It’s easy I think (though it seems not so easy for some), in the predawn birdsong of early spring, to pause in gratitude for the annual renewal of the earth. William Alexander Percy thought no one could listen long to that song, “A song so mystical and calm, / So full of certainties,” except on one’s knees (see his poem “Overtones”). Surely that’s the first response to news of resurrection. But while I can turn and bow to the cardinal in yonder tree, where do I turn to bow to the risen Christ?
Matthew’s gospel offers some clues. The risen Christ (Jesus says) will be found in the one who is hungry or thirsty, to whom I might offer nourishment and refreshment; in the foreigner (the undocumented alien) to whom I might offer hospitality and sanctuary; in the one who is naked (exposed, vulnerable, defenseless) whom I might cover with respect and protection; in the sick, the infirm, the suffering, to whom I might offer real care, not the hope-you-feel-better-soon kind; in the prisoner, one segregated from society as a result of personal misdeeds or by the judgment of the majority power holders, to whom I might offer personal, face-to-face companionship and reconciliation.
If Easter is our celebration that new life has burst the bounds of old life, that the living is not to be found among the dead, the past (Luke 24:5), then we might well look toward where Jesus points.

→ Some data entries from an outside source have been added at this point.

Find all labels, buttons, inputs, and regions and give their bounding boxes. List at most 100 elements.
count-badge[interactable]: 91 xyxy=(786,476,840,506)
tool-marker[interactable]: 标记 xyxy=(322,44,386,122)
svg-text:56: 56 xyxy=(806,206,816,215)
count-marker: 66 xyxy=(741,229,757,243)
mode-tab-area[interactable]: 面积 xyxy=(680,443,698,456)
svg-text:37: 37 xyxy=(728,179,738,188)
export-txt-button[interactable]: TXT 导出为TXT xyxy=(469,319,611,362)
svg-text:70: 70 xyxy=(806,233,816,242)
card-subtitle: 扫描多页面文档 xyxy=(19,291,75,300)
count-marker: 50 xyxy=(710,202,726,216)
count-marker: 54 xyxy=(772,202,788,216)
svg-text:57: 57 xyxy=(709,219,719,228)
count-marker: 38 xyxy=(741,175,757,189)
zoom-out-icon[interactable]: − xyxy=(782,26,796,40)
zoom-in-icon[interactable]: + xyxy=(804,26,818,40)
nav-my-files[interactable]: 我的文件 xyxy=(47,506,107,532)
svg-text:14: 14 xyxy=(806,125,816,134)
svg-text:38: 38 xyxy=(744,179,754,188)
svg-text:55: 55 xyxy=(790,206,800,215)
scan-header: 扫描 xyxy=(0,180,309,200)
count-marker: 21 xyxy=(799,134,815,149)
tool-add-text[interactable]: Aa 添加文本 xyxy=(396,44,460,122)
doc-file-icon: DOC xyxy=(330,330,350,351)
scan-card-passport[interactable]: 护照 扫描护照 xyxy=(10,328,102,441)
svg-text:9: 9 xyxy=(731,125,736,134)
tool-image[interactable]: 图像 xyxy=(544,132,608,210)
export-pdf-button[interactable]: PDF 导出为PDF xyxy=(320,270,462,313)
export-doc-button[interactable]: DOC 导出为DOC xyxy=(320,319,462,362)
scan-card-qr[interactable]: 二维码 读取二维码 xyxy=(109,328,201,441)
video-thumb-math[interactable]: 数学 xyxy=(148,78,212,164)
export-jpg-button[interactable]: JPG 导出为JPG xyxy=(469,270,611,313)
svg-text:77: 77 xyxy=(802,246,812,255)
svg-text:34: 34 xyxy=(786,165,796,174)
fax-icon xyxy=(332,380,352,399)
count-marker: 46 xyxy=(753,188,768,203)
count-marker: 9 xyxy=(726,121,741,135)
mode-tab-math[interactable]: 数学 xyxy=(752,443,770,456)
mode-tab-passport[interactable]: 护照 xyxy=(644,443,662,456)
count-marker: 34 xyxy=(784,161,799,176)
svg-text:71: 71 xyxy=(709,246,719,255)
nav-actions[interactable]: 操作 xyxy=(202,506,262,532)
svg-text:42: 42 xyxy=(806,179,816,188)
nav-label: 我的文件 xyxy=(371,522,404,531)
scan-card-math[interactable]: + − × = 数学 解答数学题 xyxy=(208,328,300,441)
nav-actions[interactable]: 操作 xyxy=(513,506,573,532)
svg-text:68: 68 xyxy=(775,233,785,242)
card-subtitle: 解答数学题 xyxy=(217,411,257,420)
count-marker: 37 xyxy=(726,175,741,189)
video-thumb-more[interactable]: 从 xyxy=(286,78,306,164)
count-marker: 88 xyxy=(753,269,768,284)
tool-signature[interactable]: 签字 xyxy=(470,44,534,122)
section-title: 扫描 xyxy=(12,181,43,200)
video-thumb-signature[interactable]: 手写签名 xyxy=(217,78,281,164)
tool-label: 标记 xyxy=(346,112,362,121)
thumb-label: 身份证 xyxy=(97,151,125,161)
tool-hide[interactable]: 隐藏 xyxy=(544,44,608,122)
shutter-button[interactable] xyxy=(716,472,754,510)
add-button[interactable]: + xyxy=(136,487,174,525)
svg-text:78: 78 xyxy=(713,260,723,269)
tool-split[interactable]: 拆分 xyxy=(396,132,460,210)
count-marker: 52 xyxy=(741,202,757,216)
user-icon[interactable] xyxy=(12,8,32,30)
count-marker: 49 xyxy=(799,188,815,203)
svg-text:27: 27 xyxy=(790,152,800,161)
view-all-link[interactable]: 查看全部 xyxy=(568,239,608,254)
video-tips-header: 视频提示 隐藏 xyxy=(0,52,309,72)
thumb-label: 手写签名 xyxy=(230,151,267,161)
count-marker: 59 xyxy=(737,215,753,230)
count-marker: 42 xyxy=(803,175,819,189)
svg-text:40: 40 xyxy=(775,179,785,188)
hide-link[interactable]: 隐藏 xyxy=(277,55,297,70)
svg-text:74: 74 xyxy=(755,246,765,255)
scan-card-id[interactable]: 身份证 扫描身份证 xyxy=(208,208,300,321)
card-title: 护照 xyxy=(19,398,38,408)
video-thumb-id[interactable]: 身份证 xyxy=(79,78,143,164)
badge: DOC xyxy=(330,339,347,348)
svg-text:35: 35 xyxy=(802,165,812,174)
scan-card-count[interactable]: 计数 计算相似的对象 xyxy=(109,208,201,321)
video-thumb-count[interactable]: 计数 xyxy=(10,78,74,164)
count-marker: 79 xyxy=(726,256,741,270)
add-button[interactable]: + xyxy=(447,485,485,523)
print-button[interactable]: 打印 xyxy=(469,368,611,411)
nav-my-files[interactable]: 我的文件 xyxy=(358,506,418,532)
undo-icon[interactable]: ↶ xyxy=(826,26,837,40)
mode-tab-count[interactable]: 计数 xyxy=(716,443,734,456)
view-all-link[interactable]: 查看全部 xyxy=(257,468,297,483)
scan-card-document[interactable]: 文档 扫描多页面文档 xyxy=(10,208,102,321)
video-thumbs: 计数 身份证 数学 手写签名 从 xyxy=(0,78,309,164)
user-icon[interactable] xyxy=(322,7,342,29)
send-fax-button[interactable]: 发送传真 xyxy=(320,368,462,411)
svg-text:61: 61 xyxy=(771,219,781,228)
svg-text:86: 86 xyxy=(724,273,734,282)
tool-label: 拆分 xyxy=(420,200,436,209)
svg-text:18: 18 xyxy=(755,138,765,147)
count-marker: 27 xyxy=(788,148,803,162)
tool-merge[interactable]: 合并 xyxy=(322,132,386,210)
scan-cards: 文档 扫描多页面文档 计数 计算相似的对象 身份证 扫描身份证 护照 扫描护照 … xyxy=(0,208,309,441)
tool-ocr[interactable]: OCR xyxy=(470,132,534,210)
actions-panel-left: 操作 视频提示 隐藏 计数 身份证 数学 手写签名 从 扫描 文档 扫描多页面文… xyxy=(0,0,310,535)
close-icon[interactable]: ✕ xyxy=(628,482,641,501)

Of course, we’re not going to find the risen Christ in anything that looks like the old form. We won’t recognize it until, as Frederick Buechner wrote, it steps out of the shadows and speaks our name.
Is the spirit of the risen Christ to be found where the impulse to do what he says is experienced in unchurchy ways? – helping to feed the hungry by providing an adequate apportionment of food stamps; showing hospitality to the stranger by supporting the growth of sanctuary cities; caring for the sick by advocating for adequate social services, education, health care?
It’s too easy to bow toward the risen Christ of our imagination, who will appear some time in the future. The hard work of Easter is to bow to the risen Christ who walks among us, disguised as “the least, the last, and the lost.”